2001年9月11日、アメリカで起きた同時多発テロ事件で、3000近くの人々が亡くなった。そのテロリストの首謀者、オサマ・ビン・ラディンに加えて、ハイジャック犯のうち15人がサウジアラビア出身だった。
グレッグ・ノーマン率いる新リーグ「LIVゴルフ」は、そのサウジアラビア政府から巨額の資金が投入されている。
同時多発テロ事件で家族を失った人、また事件から生き残った人の「9.11家族会」が6月30日にオレゴン州ポートランド郊外で開幕するLIVゴルフに抗議するため、近くに集まり声を上げるという。
父親を亡くしたブレットさんは当時15歳。「LIVゴルフに参戦しているゴルファーは、いったいどういう人々と自分がビジネスをしているのか知って欲しい」と地元メディアに語っている。「出場選手たちは私たちになぜこのトーナメントに出場するのか、なぜサウジアラビアのマネーをもらっているのか、説明してほしい。彼らにサウジアラビアが9.11にどのように関わったのかをしっかりと教えたい」と話した。
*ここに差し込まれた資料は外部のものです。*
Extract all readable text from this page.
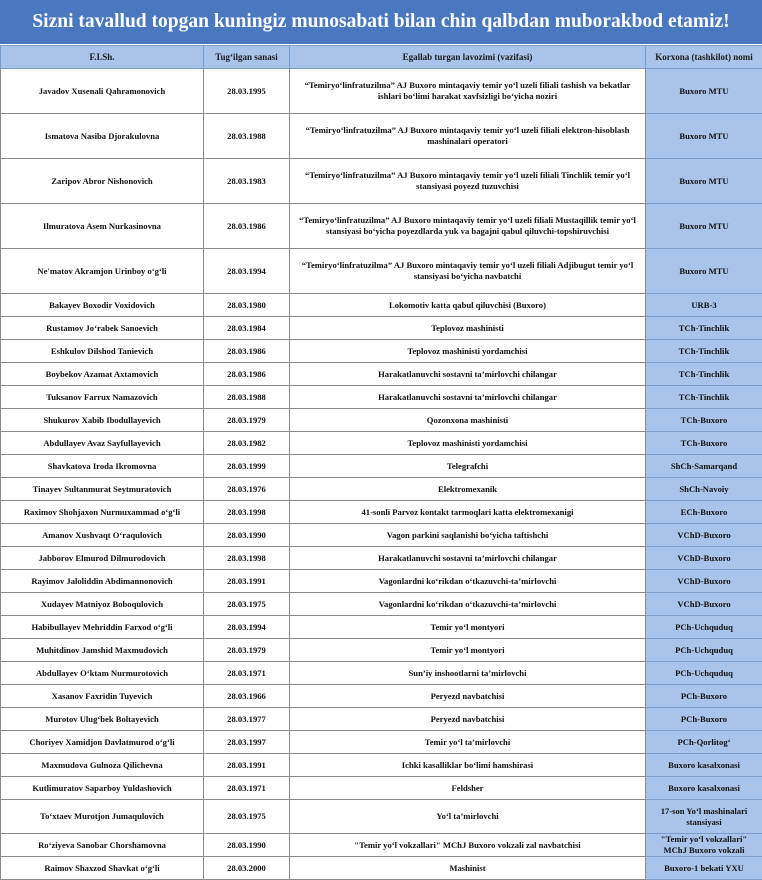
Sizni tavallud topgan kuningiz munosabati bilan chin qalbdan muborakbod etamiz!
F.I.Sh.	Tug‘ilgan sanasi	Egallab turgan lavozimi (vazifasi)	Korxona (tashkilot) nomi
Javadov Xusenali Qahramonovich	28.03.1995	“Temiryo‘linfratuzilma” AJ Buxoro mintaqaviy temir yo‘l uzeli filiali tashish va bekatlar ishlari bo‘limi harakat xavfsizligi bo‘yicha noziri	Buxoro MTU
Ismatova Nasiba Djorakulovna	28.03.1988	“Temiryo‘linfratuzilma” AJ Buxoro mintaqaviy temir yo‘l uzeli filiali elektron-hisoblash mashinalari operatori	Buxoro MTU
Zaripov Abror Nishonovich	28.03.1983	“Temiryo‘linfratuzilma” AJ Buxoro mintaqaviy temir yo‘l uzeli filiali Tinchlik temir yo‘l stansiyasi poyezd tuzuvchisi	Buxoro MTU
Ilmuratova Asem Nurkasinovna	28.03.1986	“Temiryo‘linfratuzilma” AJ Buxoro mintaqaviy temir yo‘l uzeli filiali Mustaqillik temir yo‘l stansiyasi bo‘yicha poyezdlarda yuk va bagajni qabul qiluvchi-topshiruvchisi	Buxoro MTU
Ne'matov Akramjon Urinboy o‘g‘li	28.03.1994	“Temiryo‘linfratuzilma” AJ Buxoro mintaqaviy temir yo‘l uzeli filiali Adjibugut temir yo‘l stansiyasi bo‘yicha navbatchi	Buxoro MTU
Bakayev Boxodir Voxidovich	28.03.1980	Lokomotiv katta qabul qiluvchisi (Buxoro)	URB-3
Rustamov Jo‘rabek Sanoevich	28.03.1984	Teplovoz mashinisti	TCh-Tinchlik
Eshkulov Dilshod Tanievich	28.03.1986	Teplovoz mashinisti yordamchisi	TCh-Tinchlik
Boybekov Azamat Axtamovich	28.03.1986	Harakatlanuvchi sostavni ta’mirlovchi chilangar	TCh-Tinchlik
Tuksanov Farrux Namazovich	28.03.1988	Harakatlanuvchi sostavni ta’mirlovchi chilangar	TCh-Tinchlik
Shukurov Xabib Ibodullayevich	28.03.1979	Qozonxona mashinisti	TCh-Buxoro
Abdullayev Avaz Sayfullayevich	28.03.1982	Teplovoz mashinisti yordamchisi	TCh-Buxoro
Shavkatova Iroda Ikromovna	28.03.1999	Telegrafchi	ShCh-Samarqand
Tinayev Sultanmurat Seytmuratovich	28.03.1976	Elektromexanik	ShCh-Navoiy
Raximov Shohjaxon Nurmuxammad o‘g‘li	28.03.1998	41-sonli Parvoz kontakt tarmoqlari katta elektromexanigi	ECh-Buxoro
Amanov Xushvaqt O‘raqulovich	28.03.1990	Vagon parkini saqlanishi bo‘yicha taftishchi	VChD-Buxoro
Jabborov Elmurod Dilmurodovich	28.03.1998	Harakatlanuvchi sostavni ta’mirlovchi chilangar	VChD-Buxoro
Rayimov Jaloliddin Abdimannonovich	28.03.1991	Vagonlardni ko‘rikdan o‘tkazuvchi-ta’mirlovchi	VChD-Buxoro
Xudayev Matniyoz Boboqulovich	28.03.1975	Vagonlardni ko‘rikdan o‘tkazuvchi-ta’mirlovchi	VChD-Buxoro
Habibullayev Mehriddin Farxod o‘g‘li	28.03.1994	Temir yo‘l montyori	PCh-Uchquduq
Muhitdinov Jamshid Maxmudovich	28.03.1979	Temir yo‘l montyori	PCh-Uchquduq
Abdullayev O‘ktam Nurmurotovich	28.03.1971	Sun’iy inshootlarni ta’mirlovchi	PCh-Uchquduq
Xasanov Faxridin Tuyevich	28.03.1966	Peryezd navbatchisi	PCh-Buxoro
Murotov Ulug‘bek Boltayevich	28.03.1977	Peryezd navbatchisi	PCh-Buxoro
Choriyev Xamidjon Davlatmurod o‘g‘li	28.03.1997	Temir yo‘l ta’mirlovchi	PCh-Qorlitog‘
Maxmudova Gulnoza Qilichevna	28.03.1991	Ichki kasalliklar bo‘limi hamshirasi	Buxoro kasalxonasi
Kutlimuratov Saparboy Yuldashovich	28.03.1971	Feldsher	Buxoro kasalxonasi
To‘xtaev Murotjon Jumaqulovich	28.03.1975	Yo‘l ta’mirlovchi	17-son Yo‘l mashinalari stansiyasi
Ro‘ziyeva Sanobar Chorshamovna	28.03.1990	"Temir yo‘l vokzallari" MChJ Buxoro vokzali zal navbatchisi	"Temir yo‘l vokzallari" MChJ Buxoro vokzali
Raimov Shaxzod Shavkat o‘g‘li	28.03.2000	Mashinist	Buxoro-1 bekati YXU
「特にフィル・ミケルソン、ダスティン・ジョンソンらは子供たちにとって英雄。それが1億ドル(約135億円)を超える出場料を(サウジアラビアから)受け取っていることは耐えがたい」とした。
昨今のサウジアラビアはスポーツや文化に力を注いでいるが、それは「スポーツウォッシング」と呼ばれ、自らの評判を高めるためにスポーツを利用し、人権問題などから目をそらすことに使われているとされている。
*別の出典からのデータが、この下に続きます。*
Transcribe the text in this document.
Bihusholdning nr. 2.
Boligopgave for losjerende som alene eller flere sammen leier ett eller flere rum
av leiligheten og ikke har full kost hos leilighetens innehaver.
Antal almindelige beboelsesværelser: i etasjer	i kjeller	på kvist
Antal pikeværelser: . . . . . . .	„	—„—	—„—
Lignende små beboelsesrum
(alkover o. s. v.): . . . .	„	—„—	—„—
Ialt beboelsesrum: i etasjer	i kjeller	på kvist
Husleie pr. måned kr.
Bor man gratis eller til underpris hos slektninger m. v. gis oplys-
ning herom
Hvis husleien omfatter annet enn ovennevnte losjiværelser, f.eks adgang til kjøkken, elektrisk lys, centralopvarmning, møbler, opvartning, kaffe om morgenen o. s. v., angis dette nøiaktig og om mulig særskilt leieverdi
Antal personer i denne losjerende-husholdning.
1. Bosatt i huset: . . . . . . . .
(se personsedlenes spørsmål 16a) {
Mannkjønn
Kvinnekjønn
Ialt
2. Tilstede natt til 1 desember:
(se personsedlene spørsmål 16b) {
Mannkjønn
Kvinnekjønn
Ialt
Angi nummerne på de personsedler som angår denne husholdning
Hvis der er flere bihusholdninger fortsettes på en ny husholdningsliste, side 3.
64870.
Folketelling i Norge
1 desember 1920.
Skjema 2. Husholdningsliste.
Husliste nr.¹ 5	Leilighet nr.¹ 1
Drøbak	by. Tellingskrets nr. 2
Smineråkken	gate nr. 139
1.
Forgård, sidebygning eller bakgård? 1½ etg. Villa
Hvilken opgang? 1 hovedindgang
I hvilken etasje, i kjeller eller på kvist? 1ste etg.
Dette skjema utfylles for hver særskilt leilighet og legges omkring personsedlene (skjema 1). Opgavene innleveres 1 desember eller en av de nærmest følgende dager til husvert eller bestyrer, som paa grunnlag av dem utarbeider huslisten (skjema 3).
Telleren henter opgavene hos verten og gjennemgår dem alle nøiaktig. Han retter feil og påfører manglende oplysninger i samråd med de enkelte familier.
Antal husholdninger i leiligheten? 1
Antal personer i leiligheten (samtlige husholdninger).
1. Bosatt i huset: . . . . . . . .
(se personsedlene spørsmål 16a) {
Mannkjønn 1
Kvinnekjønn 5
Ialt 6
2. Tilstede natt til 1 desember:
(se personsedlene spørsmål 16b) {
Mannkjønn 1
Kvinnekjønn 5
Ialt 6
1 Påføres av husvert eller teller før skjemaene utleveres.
今週はフレッド・カプルス(米国)率いる米国チームとアーニー・エルス(南アフリカ)が指揮する世界選抜チームによる、12人のプロアスリートのチーム戦が行われる。同時多発テロ事件が起きた場所、世界貿易センターの跡地“グランド・ゼロ”を臨む場所にコースはある。
カプルスはこう話す。「選手たちがLIVゴルフに去ったのは、お金をばらまかれたからだ。他に理由はない。それではゲームは良くならない。彼らは8〜10試合を戦うというが、どうやってゴルフを良くするつもりなんだ?」。